HB 1035 will take effect 90 days after the end of this legislative session, so probably late summer. Though it may not stem the tide of evictions likely as federal and state pandemic relief measures phase out, it will over time create a pool of relatively affordable rentals, “workforce housing,” which Wilson points out is its long-term goal.

The assessor is also pushing a property tax exemption bill (prime sponsor Manka Dhingra, D-Redmond, 45th District) that could help businesses closed down or under patronage restrictions due to state actions to prevent the spread of Covid-19. Property tax laws allow tax reductions for disasters such as floods and earthquakes which cause losses of business income. Wilson’s proposal, Senate Bill 5282, would add government restrictions for public health to the list of “disasters.”

Last year, suggesting additional help to revitalize Covid-closed street-level retail businesses, we proposed here a property tax exemption similar to HB 1035. Under that proposal, landlords with retail, restaurant and other street-facing service businesses in their buildings could obtain a property tax exemption for those spaces as long as they passed 100 percent of the savings on to their tenants. Though Wilson thought the idea had merit, December was too late to develop it for this legislative session.

Dick Lilly
Dick Lilly
Dick Lilly is a former Seattle Times reporter who covered local government from the neighborhoods to City Hall and Seattle Public Schools. He later served as a public information officer and planner for Seattle Public Utilities, with a stint in the mayor’s office as press secretary for Mayor Paul Schell. He has written on politics for Crosscut.com and the Seattle Times as well as Post Alley.

2 COMMENTS

  1. The lost property taxes from this suggestion will presumably be made up by raising property taxes on all other homeowners and renters? This makes me wonder if the effect of this well-intended proposal is to raise the cost of housing for many more residents than those who get a benefit. What am I missing here?

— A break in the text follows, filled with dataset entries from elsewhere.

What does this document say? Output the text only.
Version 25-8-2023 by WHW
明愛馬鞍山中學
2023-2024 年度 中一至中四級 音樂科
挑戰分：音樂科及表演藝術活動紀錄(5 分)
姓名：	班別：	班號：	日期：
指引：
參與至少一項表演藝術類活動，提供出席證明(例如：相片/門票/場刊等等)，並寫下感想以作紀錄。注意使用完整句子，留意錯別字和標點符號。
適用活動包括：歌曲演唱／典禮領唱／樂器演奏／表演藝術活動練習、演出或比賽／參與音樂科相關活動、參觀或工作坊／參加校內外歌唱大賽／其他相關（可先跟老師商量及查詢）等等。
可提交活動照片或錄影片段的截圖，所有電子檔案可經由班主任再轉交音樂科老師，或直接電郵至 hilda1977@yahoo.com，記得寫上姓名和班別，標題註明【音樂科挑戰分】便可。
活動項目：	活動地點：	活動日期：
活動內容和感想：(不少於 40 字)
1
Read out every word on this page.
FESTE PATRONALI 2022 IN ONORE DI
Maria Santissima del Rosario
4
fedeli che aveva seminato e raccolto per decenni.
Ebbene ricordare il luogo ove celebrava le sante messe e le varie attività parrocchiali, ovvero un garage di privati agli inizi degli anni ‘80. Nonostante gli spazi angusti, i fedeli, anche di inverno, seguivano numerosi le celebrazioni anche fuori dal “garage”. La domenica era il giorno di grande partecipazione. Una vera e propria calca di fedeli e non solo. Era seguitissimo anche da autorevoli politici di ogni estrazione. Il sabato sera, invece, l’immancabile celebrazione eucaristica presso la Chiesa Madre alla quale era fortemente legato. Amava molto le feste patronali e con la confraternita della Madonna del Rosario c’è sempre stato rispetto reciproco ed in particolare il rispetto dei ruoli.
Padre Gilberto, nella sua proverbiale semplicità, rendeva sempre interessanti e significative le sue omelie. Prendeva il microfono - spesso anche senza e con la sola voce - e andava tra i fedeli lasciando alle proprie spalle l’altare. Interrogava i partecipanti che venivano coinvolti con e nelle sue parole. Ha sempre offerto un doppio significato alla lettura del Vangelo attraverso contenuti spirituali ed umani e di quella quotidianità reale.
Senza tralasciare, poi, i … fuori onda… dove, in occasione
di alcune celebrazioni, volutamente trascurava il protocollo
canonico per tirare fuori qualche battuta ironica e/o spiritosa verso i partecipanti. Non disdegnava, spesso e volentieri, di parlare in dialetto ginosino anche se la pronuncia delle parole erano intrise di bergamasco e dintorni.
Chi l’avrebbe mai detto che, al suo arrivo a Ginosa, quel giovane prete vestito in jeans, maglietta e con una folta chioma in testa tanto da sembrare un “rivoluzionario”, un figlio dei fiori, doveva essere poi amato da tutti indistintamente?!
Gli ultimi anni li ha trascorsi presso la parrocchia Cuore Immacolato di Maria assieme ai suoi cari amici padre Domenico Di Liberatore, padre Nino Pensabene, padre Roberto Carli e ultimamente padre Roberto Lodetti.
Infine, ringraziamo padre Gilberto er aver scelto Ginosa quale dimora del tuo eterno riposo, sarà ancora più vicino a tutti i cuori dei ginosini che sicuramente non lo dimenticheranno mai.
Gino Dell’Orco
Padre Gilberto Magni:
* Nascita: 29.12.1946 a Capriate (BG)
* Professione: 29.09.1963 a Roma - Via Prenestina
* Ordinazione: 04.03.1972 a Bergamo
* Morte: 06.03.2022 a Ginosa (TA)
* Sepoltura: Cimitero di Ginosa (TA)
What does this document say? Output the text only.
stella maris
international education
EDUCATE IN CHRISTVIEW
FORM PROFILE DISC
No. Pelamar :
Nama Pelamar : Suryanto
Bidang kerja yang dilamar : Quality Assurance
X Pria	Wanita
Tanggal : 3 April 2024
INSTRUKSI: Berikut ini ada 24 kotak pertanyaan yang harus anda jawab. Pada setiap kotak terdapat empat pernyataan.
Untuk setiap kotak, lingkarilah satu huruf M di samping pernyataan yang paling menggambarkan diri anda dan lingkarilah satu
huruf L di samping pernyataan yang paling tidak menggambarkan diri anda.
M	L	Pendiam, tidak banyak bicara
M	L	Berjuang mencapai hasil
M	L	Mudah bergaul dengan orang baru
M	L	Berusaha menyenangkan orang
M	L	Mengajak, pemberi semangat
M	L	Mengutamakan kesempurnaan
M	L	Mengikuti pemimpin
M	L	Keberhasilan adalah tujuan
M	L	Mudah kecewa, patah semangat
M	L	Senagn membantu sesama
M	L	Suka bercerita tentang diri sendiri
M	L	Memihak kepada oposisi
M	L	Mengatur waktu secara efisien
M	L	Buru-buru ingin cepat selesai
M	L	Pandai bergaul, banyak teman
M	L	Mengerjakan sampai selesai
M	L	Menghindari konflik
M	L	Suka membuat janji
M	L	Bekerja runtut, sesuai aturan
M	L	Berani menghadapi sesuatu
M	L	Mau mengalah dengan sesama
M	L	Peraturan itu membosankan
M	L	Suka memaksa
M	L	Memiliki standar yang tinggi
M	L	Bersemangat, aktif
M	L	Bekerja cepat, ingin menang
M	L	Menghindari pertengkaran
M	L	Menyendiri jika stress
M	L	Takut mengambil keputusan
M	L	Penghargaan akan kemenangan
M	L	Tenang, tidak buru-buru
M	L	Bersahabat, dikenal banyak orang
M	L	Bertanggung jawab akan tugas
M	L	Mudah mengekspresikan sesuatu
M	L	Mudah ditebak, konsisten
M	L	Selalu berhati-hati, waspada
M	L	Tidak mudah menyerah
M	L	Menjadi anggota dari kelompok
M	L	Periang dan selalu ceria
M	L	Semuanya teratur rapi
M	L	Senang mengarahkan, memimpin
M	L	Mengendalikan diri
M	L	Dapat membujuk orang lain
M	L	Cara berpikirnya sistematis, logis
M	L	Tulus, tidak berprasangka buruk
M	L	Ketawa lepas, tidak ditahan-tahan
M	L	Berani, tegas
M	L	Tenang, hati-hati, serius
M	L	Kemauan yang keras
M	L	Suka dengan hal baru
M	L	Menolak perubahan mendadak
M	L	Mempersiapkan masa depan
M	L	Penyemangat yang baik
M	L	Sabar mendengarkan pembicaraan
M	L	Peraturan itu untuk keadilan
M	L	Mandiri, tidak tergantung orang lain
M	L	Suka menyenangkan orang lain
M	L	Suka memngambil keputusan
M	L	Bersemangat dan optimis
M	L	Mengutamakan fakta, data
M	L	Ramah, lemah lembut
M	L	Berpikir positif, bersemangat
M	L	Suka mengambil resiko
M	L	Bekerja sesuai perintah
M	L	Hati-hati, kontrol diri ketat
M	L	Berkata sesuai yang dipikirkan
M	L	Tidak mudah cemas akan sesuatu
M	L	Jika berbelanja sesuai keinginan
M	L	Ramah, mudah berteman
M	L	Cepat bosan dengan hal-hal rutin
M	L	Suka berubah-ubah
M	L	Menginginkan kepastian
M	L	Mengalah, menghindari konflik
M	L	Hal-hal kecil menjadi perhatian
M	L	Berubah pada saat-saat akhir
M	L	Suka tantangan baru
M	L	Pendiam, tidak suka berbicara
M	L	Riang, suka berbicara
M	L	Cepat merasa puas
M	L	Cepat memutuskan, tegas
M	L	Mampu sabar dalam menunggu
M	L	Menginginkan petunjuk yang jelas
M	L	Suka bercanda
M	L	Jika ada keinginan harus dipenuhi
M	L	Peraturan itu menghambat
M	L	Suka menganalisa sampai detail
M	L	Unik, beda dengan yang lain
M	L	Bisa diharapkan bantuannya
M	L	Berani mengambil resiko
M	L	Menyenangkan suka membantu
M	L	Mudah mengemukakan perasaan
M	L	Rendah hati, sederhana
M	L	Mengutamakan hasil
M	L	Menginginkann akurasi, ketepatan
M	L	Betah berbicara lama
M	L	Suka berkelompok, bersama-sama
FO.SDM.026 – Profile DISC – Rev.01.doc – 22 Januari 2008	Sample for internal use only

  2. Yes, the lost revenue will be made up across all properties in the county. Spread around like that, the County Assessor assures me that it will be pretty much unnoticeable for other taxpayers. The same applies to my earlier suggestion in these pages that there be a break for landlords of street-facing commercial businesses conditional on the landlords passing the whole savings to tenants. Here the savings for renters is a guarantee the rent won’t go up for 6, or even 12 years, creating an inventory of affordable rentals.